Bioinformatics and Systems Biology Program, University of California, La Jolla, San Diego, CA, USA.
Department of Bioengineering, University of California, La Jolla, San Diego, CA, USA.
Genome Biol. 2023 Aug 8;24(1):183. doi: 10.1186/s13059-023-03028-2.
Cumulative sequencing efforts have yielded enough genomes to construct pangenomes for dozens of bacterial species and elucidate intraspecies gene conservation. Given the diversity of organisms for which this is achievable, similar analyses for ancestral species are feasible through the integration of pangenomics and phylogenetics, promising deeper insights into the nature of ancient life.

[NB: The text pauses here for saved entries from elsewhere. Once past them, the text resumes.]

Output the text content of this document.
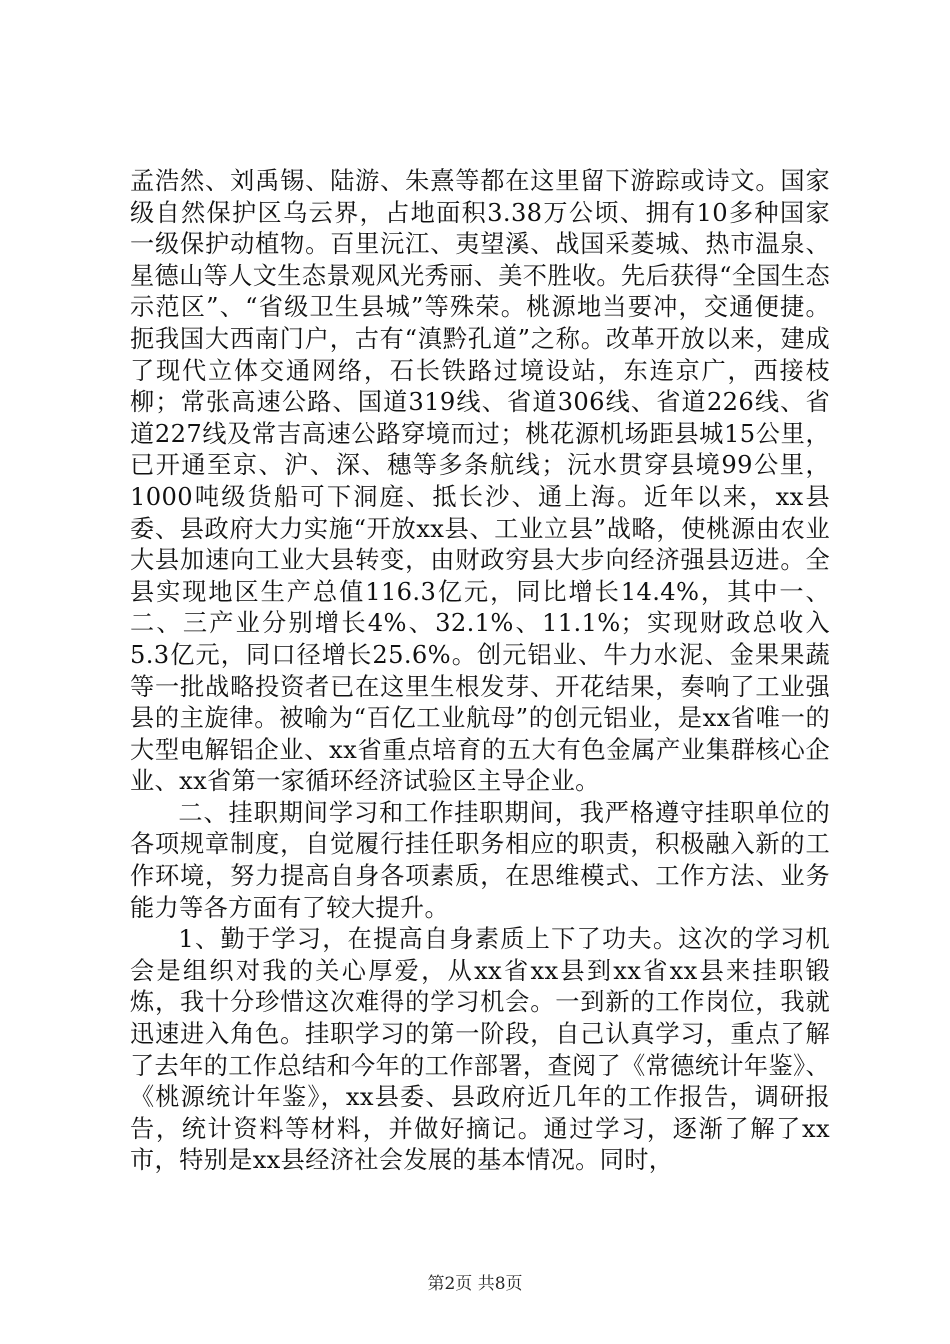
孟浩然、刘禹锡、陆游、朱熹等都在这里留下游踪或诗文。国家级自然保护区乌云界，占地面积3.38万公顷、拥有10多种国家一级保护动植物。百里沅江、夷望溪、战国采菱城、热市温泉、星德山等人文生态景观风光秀丽、美不胜收。先后获得“全国生态示范区”、“省级卫生县城”等殊荣。桃源地当要冲，交通便捷。扼我国大西南门户，古有“滇黔孔道”之称。改革开放以来，建成了现代立体交通网络，石长铁路过境设站，东连京广，西接枝柳；常张高速公路、国道319线、省道306线、省道226线、省道227线及常吉高速公路穿境而过；桃花源机场距县城15公里，已开通至京、沪、深、穗等多条航线；沅水贯穿县境99公里，1000吨级货船可下洞庭、抵长沙、通上海。近年以来，xx县委、县政府大力实施“开放xx县、工业立县”战略，使桃源由农业大县加速向工业大县转变，由财政穷县大步向经济强县迈进。全县实现地区生产总值116.3亿元，同比增长14.4%，其中一、二、三产业分别增长4%、32.1%、11.1%；实现财政总收入5.3亿元，同口径增长25.6%。创元铝业、牛力水泥、金果果蔬等一批战略投资者已在这里生根发芽、开花结果，奏响了工业强县的主旋律。被喻为“百亿工业航母”的创元铝业，是xx省唯一的大型电解铝企业、xx省重点培育的五大有色金属产业集群核心企业、xx省第一家循环经济试验区主导企业。

二、挂职期间学习和工作挂职期间，我严格遵守挂职单位的各项规章制度，自觉履行挂任职务相应的职责，积极融入新的工作环境，努力提高自身各项素质，在思维模式、工作方法、业务能力等各方面有了较大提升。

1、勤于学习，在提高自身素质上下了功夫。这次的学习机会是组织对我的关心厚爱，从xx省xx县到xx省xx县来挂职锻炼，我十分珍惜这次难得的学习机会。一到新的工作岗位，我就迅速进入角色。挂职学习的第一阶段，自己认真学习，重点了解了去年的工作总结和今年的工作部署，查阅了《常德统计年鉴》、《桃源统计年鉴》，xx县委、县政府近几年的工作报告，调研报告，统计资料等材料，并做好摘记。通过学习，逐渐了解了xx市，特别是xx县经济社会发展的基本情况。同时，

第2页 共8页
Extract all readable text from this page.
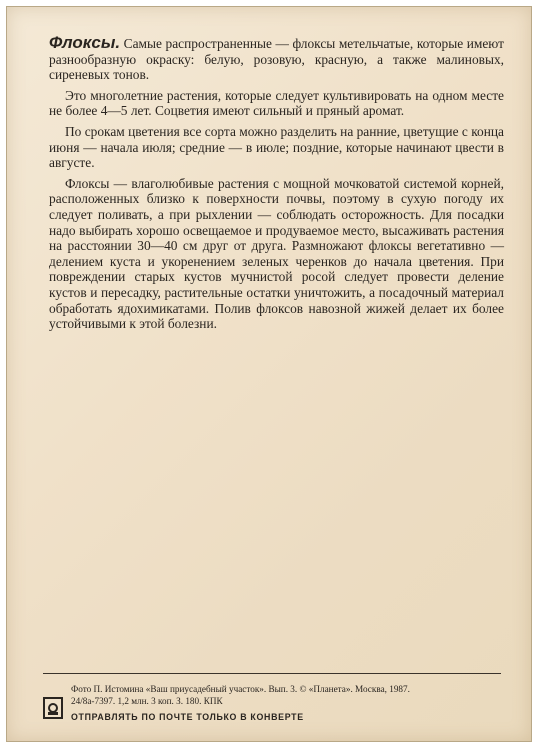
Флоксы. Самые распространенные — флоксы метельчатые, которые имеют разнообразную окраску: белую, розовую, красную, а также малиновых, сиреневых тонов.

Это многолетние растения, которые следует культивировать на одном месте не более 4—5 лет. Соцветия имеют сильный и пряный аромат.

По срокам цветения все сорта можно разделить на ранние, цветущие с конца июня — начала июля; средние — в июле; поздние, которые начинают цвести в августе.

Флоксы — влаголюбивые растения с мощной мочковатой системой корней, расположенных близко к поверхности почвы, поэтому в сухую погоду их следует поливать, а при рыхлении — соблюдать осторожность. Для посадки надо выбирать хорошо освещаемое и продуваемое место, высаживать растения на расстоянии 30—40 см друг от друга. Размножают флоксы вегетативно — делением куста и укоренением зеленых черенков до начала цветения. При повреждении старых кустов мучнистой росой следует провести деление кустов и пересадку, растительные остатки уничтожить, а посадочный материал обработать ядохимикатами. Полив флоксов навозной жижей делает их более устойчивыми к этой болезни.

Фото П. Истомина «Ваш приусадебный участок». Вып. 3. © «Планета». Москва, 1987.
24/8а-7397. 1,2 млн. 3 коп. З. 180. КПК
ОТПРАВЛЯТЬ ПО ПОЧТЕ ТОЛЬКО В КОНВЕРТЕ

We construct pangenomes for 183 bacterial species from 54,085 genomes and identify their core genomes using a novel statistical model to estimate genome-specific error rates and underlying gene frequencies. The core genomes are then integrated into a phylogenetic tree to reconstruct the core genome of the last bacterial common ancestor (LBCA), yielding three main results: First, the gene content of modern and ancestral core genomes are diverse at the level of individual genes but are similarly distributed by functional category and share several poorly characterized genes. Second, the LBCA core genome is distinct from any individual modern core genome but has many fundamental biological systems intact, especially those involving translation machinery and biosynthetic pathways to all major nucleotides and amino acids. Third, despite this metabolic versatility, the LBCA core genome likely requires additional non-core genes for viability, based on comparisons with the minimal organism, JCVI-Syn3A.
These results suggest that many cellular systems commonly conserved in modern bacteria were not just present in ancient bacteria but were nearly immutable with respect to short-term intraspecies variation. Extending this analysis to other domains of life will likely provide similar insights into more distant ancestral species.
随着测序工作的不断积累,已经构建了数十种细菌的泛基因组,并阐明了种内基因的保守性。鉴于有如此多的生物可以实现这一目标,通过泛基因组学和系统发生学的整合,对祖先物种进行类似的分析是可行的,有望更深入地了解古代生命的本质。
我们构建了 183 种细菌的泛基因组,这些细菌来自 54085 个基因组,并使用一种新的统计模型来识别它们的核心基因组,以估计基因组特异性错误率和潜在基因频率。然后,将核心基因组整合到系统发生树中,以重建最后一个细菌共同祖先(LBCA)的核心基因组,得到了三个主要结果:首先,现代和祖先核心基因组的基因内容在单个基因水平上是多样化的,但在功能类别上的分布相似,并且共享几个特征不明显的基因。其次,LBCA 核心基因组与任何一个现代核心基因组都不同,但保留了许多基本的生物学系统,特别是那些涉及翻译机制和生物合成途径的系统,这些途径涉及所有主要的核苷酸和氨基酸。第三,尽管具有这种代谢多样性,但根据与最小生物体 JCVI-Syn3A 的比较,LBCA 核心基因组可能需要额外的非核心基因才能存活。
这些结果表明,许多在现代细菌中普遍保守的细胞系统不仅存在于古代细菌中,而且在种内短期变异方面几乎是不变的。将这种分析扩展到生命的其他领域,可能会为更遥远的祖先物种提供类似的见解。